Thanks to a strong tail wind, our flight from Agra, India landed a half hour early at Kilimanjaro International Airport in Tanzania. After clearing customs, the GeoKs split up: Mr. GeoK and Oldest GeoKid boarded a 37 minute flight to the Ngorongoro Conservation Area, while Mrs. GeoK and Youngest GeoKid flew just over an hour to the Ndutu airstrip in Serengeti National Park, both UNESCO World Heritage Sites. After an hour on the tiny plane, bobbing around in the hot afternoon air, Mrs. GeoK and Youngest GeoKid climbed into a Toyota Land Rover for a two-hour game drive, spotting a hyena, elephants, giraffes, a few monkeys and a range of brightly coloured birds on the way to the Serengeti Sopa Lodge. They arrived a half hour too late to enjoy a dip in the pool, so had to settle for a cool shower before dinner, instead.
Yesterday, Mrs. GeoK and Youngest GeoKid joined a few others from our tour group for what turned out to be eleven hours of photo safari fun in the Serengeti. They spotted a vast array of wildlife: leopards, cheetahs, lions, elephants, giraffes, hippos, hyenas, jackals, baboons, Vervet monkeys, zebras, Cape buffalo, wildebeests, dik-diks, several types of gazelles, eland, hartebeest, impala, topi, warthogs and a variety of birds. At the end of the day, they went to a much less-travelled area in search of rhinocerous, but did not lay eyes on any of the three spotted earlier in the day by another guide.

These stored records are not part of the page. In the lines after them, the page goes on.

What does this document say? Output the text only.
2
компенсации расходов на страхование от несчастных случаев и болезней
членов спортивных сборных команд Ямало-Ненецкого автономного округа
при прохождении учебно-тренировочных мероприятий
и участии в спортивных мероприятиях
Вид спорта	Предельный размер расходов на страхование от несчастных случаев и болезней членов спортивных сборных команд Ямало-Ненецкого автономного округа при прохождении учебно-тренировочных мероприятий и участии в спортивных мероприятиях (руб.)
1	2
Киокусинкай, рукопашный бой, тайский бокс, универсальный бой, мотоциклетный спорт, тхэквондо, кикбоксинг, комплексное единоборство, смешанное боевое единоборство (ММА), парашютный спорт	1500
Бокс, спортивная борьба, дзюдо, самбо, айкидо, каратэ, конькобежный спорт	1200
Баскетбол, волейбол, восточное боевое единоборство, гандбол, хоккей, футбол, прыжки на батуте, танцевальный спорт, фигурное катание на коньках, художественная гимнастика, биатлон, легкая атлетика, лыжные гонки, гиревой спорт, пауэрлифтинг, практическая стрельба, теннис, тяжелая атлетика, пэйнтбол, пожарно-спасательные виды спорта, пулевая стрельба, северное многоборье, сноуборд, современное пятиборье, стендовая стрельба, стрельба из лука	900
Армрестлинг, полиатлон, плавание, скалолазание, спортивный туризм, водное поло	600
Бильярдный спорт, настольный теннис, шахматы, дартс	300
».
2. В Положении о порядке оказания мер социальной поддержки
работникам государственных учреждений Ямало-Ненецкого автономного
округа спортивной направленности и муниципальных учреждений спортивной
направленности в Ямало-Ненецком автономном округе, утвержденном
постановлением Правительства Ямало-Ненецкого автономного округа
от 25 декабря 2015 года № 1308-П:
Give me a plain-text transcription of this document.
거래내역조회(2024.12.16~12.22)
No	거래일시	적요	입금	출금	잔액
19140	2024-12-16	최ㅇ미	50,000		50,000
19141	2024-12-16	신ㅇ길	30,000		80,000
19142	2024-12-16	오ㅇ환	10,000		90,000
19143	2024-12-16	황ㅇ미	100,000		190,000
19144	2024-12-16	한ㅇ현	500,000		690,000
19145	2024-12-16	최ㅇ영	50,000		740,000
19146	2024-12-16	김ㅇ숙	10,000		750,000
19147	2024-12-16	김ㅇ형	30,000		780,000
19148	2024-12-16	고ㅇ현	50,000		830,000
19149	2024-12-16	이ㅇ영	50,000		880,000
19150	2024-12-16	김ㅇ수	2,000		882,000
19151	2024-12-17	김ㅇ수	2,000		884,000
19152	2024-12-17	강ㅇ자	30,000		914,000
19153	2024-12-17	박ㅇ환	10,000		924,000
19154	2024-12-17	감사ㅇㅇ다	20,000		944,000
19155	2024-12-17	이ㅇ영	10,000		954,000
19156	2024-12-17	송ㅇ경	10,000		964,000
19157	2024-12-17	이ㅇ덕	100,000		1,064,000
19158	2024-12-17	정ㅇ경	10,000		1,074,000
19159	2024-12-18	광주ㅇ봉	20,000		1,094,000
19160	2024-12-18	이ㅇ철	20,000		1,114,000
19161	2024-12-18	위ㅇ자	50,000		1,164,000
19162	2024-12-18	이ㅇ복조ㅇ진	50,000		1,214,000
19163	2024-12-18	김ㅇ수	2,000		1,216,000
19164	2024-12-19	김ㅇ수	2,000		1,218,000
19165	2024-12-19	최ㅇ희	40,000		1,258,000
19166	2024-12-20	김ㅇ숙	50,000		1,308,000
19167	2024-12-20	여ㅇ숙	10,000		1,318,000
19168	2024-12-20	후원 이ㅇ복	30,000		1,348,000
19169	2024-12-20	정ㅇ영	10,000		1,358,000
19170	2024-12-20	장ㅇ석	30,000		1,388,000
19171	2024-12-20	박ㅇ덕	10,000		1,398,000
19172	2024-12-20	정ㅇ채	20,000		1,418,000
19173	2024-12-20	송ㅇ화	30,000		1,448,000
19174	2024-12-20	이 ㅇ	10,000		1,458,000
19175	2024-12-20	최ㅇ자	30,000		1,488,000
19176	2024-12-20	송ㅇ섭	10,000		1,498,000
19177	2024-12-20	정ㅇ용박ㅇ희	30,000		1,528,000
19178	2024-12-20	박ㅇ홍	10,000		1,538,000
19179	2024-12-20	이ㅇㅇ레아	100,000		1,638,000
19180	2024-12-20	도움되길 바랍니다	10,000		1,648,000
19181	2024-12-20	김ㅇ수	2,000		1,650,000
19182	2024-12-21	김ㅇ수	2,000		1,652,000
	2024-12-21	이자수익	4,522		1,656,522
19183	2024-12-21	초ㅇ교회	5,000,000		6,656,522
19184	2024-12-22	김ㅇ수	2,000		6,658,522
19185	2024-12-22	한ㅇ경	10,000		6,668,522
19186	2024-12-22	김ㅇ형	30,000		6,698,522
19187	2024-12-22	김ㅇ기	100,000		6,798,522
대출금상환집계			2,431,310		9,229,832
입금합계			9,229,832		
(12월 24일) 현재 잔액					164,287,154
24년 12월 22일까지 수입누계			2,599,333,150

Three scenes really stood out: sitting in the middle of thousands of migrating zebras; watching 5 lions stalk and unsuccessfully attempt to hunt a small herd of zebra (the lions used the safari jeeps for cover as they worked their way close to the zebras); and spotting a leopard treed by a pride of 7+ lions.
Late in the afternoon, it crossed Mrs. GeoKs’ mind that although Mr. GeoK and Oldest GeoKid had the Garmin Oregon 550t with them, their photo safari at the Ngorongoro Crater might not have taken them anywhere near a geocache. So she started mentally reviewing the Tanzania geocaches she had loaded into GSAK; memory was the only resource she had, since the laptop was at the Crater. She vaguely remembered an earthcache to do with kopjes, but without a GPSr in hand, there wasn’t much she could do other than resolve to bring out her Garmin Map 60 CSx on the way to the airstrip in the morning.
And, as good fortune would have it, during the two-hour game drive back to the airstrip this morning, she spotted a large kopje well behind a bloat of hippos and she was able to mark the coordinates necessary to log GC24XFP – Serengeti Kopjes. Once the GeoKs reunited this afternoon, it turned out Mrs. GeoKs’ mild case of panic was completely unnecessary: Mr. GeoK and Oldest GeoKid found a traditional cache during their drive to the crater rim and also gathered the necessary information to log another earthcache, bringing our total cache count for Tanzania to 3!!
Comparing notes, the Ngorongoro Crater was the better choice for getting closer to the animals, for spotting rhinos and for the opportunity for limited interaction with the indigenous Masai people. But Serengeti National Park seemed to contain a broader range of birds and animals. Plus, the food was much better at the Serengeti Sopa Lodge. Out of all the places we’ve been so far, Tanzania tops Youngest GeoKid and Mrs. GeoKs’ list of places they’d like to visit again.